Tonight at 7 o’clock, a meeting on the regranting and technical assistance aspects of the proposal will be held at the Educational Cultural Complex in Southeast San Diego. On Friday, a meeting on audience development will be held at University City’s Standley Park Recreation Center, also at 7 p.m. On March 7, a meeting to report on the consensus of the three COMBO grant subcommittees will be held at COMBO’s offices downtown at 7 p.m. And on March 14, a meeting on the final draft of the proposal is set for 7 p.m., location to be announced.

ARTBEATS: The San Diego Symphony Orchestra has several new board members--Valerie Scott, Linda Chester and, most prominently, former state Business, Transportation and Housing Secretary Lynn Schenk, who will be devoting her attention to the capital campaign for the orchestra’s Fox Theatre project . . . Meanwhile, the San Diego Pops Orchestra has been granted a five-year partial use and occupancy agreement by the City Council for its concert site on Hospitality Point . . .

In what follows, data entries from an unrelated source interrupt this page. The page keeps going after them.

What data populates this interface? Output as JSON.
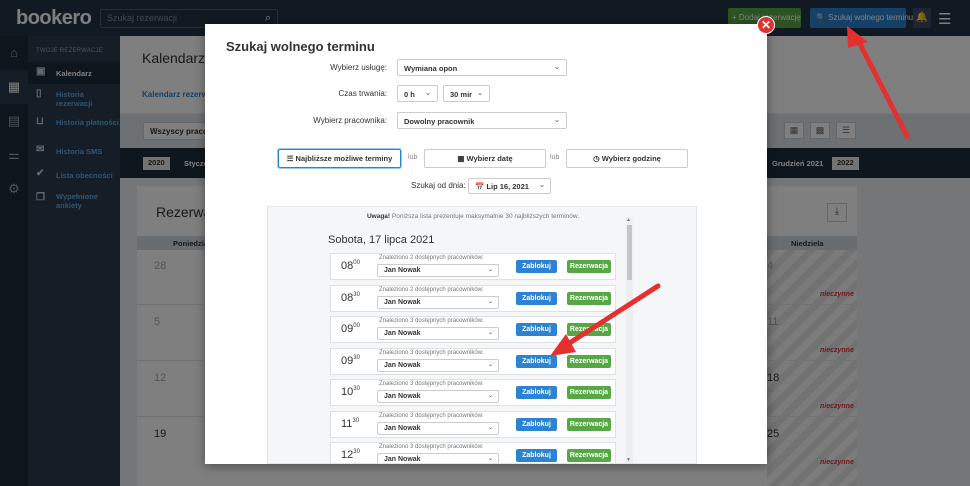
{
  "app": {
    "logo": "bookero"
  },
  "topbar": {
    "search_placeholder": "Szukaj rezerwacji",
    "add_reservation": "+ Dodaj rezerwację",
    "find_slot": "🔍 Szukaj wolnego terminu"
  },
  "sidebar": {
    "section": "TWOJE REZERWACJE",
    "items": [
      {
        "label": "Kalendarz",
        "icon": "calendar-icon"
      },
      {
        "label": "Historia rezerwacji",
        "icon": "bookmark-icon"
      },
      {
        "label": "Historia płatności",
        "icon": "basket-icon"
      },
      {
        "label": "Historia SMS",
        "icon": "envelope-icon"
      },
      {
        "label": "Lista obecności",
        "icon": "check-icon"
      },
      {
        "label": "Wypełnione ankiety",
        "icon": "copy-icon"
      }
    ]
  },
  "main": {
    "title": "Kalendarz re",
    "tab": "Kalendarz rezerwa",
    "filter_button": "Wszyscy pracowni",
    "timeline": {
      "year_left": "2020",
      "month_left": "Styczeń",
      "month_right": "Grudzień 2021",
      "year_right": "2022"
    },
    "calendar_title": "Rezerwac",
    "col_first": "Poniedział",
    "col_last": "Niedziela",
    "day_numbers_left": [
      "28",
      "5",
      "12",
      "19"
    ],
    "day_numbers_right": [
      "4",
      "11",
      "18",
      "25"
    ],
    "closed_label": "nieczynne"
  },
  "modal": {
    "title": "Szukaj wolnego terminu",
    "service_label": "Wybierz usługę:",
    "service_value": "Wymiana opon",
    "duration_label": "Czas trwania:",
    "duration_hours": "0 h",
    "duration_minutes": "30 mir",
    "worker_label": "Wybierz pracownika:",
    "worker_value": "Dowolny pracownik",
    "options": [
      "☰ Najbliższe możliwe terminy",
      "▦ Wybierz datę",
      "◷ Wybierz godzinę"
    ],
    "or": "lub",
    "from_day_label": "Szukaj od dnia:",
    "from_day_value": "📅 Lip 16, 2021",
    "note_bold": "Uwaga!",
    "note_text": "Poniższa lista prezentuje maksymalnie 30 najbliższych terminów.",
    "day_heading": "Sobota, 17 lipca 2021",
    "slots": [
      {
        "hour": "08",
        "min": "00",
        "found": "Znaleziono 2 dostępnych pracowników:"
      },
      {
        "hour": "08",
        "min": "30",
        "found": "Znaleziono 2 dostępnych pracowników:"
      },
      {
        "hour": "09",
        "min": "00",
        "found": "Znaleziono 3 dostępnych pracowników:"
      },
      {
        "hour": "09",
        "min": "30",
        "found": "Znaleziono 3 dostępnych pracowników:"
      },
      {
        "hour": "10",
        "min": "30",
        "found": "Znaleziono 3 dostępnych pracowników:"
      },
      {
        "hour": "11",
        "min": "30",
        "found": "Znaleziono 3 dostępnych pracowników:"
      },
      {
        "hour": "12",
        "min": "30",
        "found": "Znaleziono 3 dostępnych pracowników:"
      }
    ],
    "employee": "Jan Nowak",
    "block_label": "Zablokuj",
    "reserve_label": "Rezerwacja"
  },
  "colors": {
    "primary": "#2b83d1",
    "success": "#56a845",
    "danger": "#e03131",
    "topbar": "#233445"
  }
}
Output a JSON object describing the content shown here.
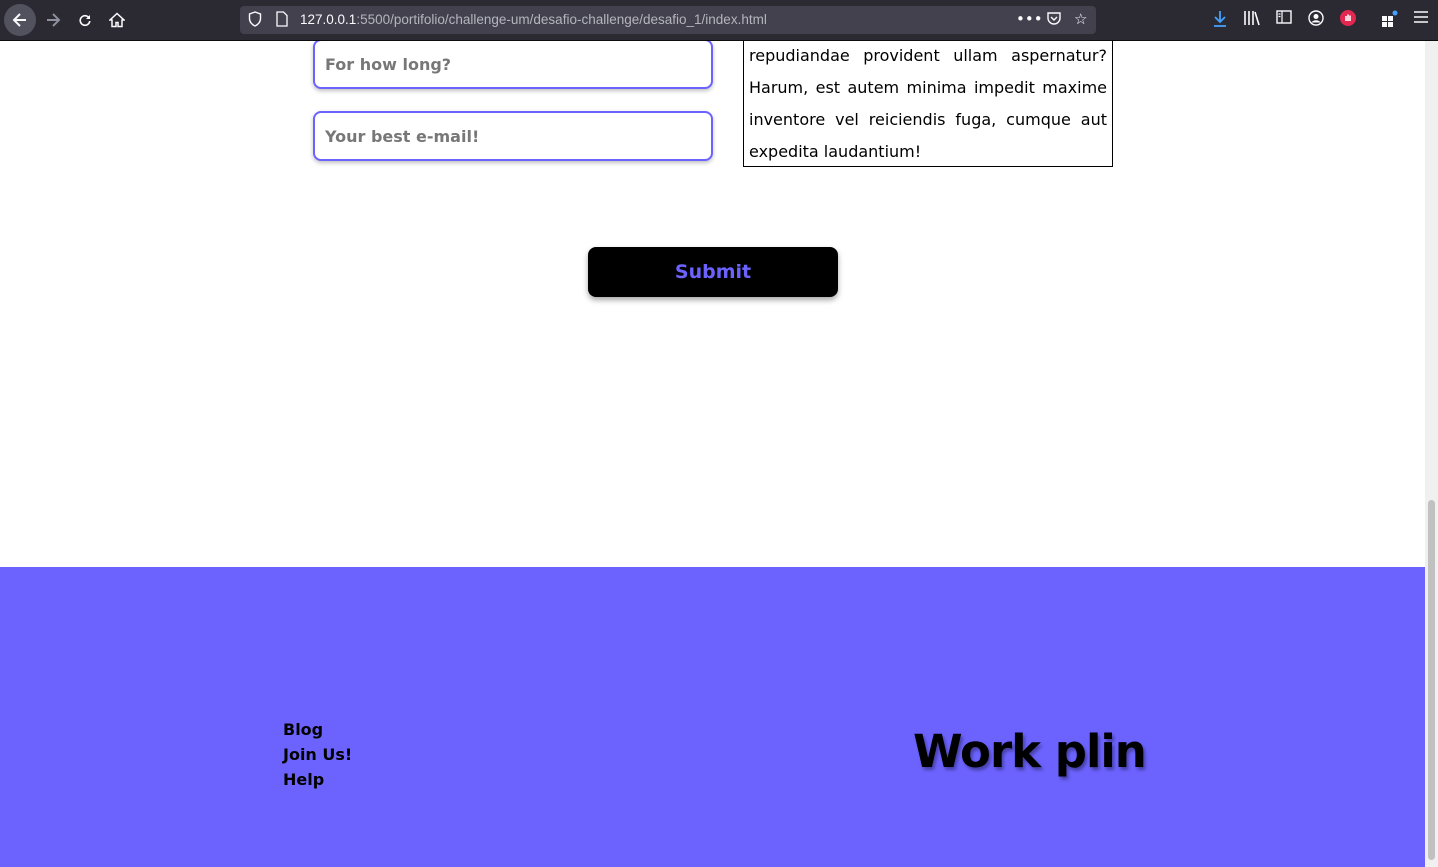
{
  "browser": {
    "url_host": "127.0.0.1",
    "url_path": ":5500/portifolio/challenge-um/desafio-challenge/desafio_1/index.html"
  },
  "form": {
    "duration_placeholder": "For how long?",
    "email_placeholder": "Your best e-mail!",
    "message_text": "repudiandae provident ullam aspernatur? Harum, est autem minima impedit maxime inventore vel reiciendis fuga, cumque aut expedita laudantium!",
    "submit_label": "Submit"
  },
  "footer": {
    "links": [
      "Blog",
      "Join Us!",
      "Help"
    ],
    "brand": "Work plin"
  },
  "colors": {
    "accent": "#6c63ff",
    "footer_bg": "#6c63ff",
    "toolbar_bg": "#2b2a33"
  }
}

Because of production delays, the UC San Diego Theatre has postponed until further notice its production of “Shachiapang: A Work in Progress,” which was to open next Thursday at the Mandell Weiss Center for the Performing Arts. “Frozen Assets,” the comedy by Barrie Keefe, which was slated to run in repertory with “Shachiapang,” will be performed as originally announced, previewing Wednesday.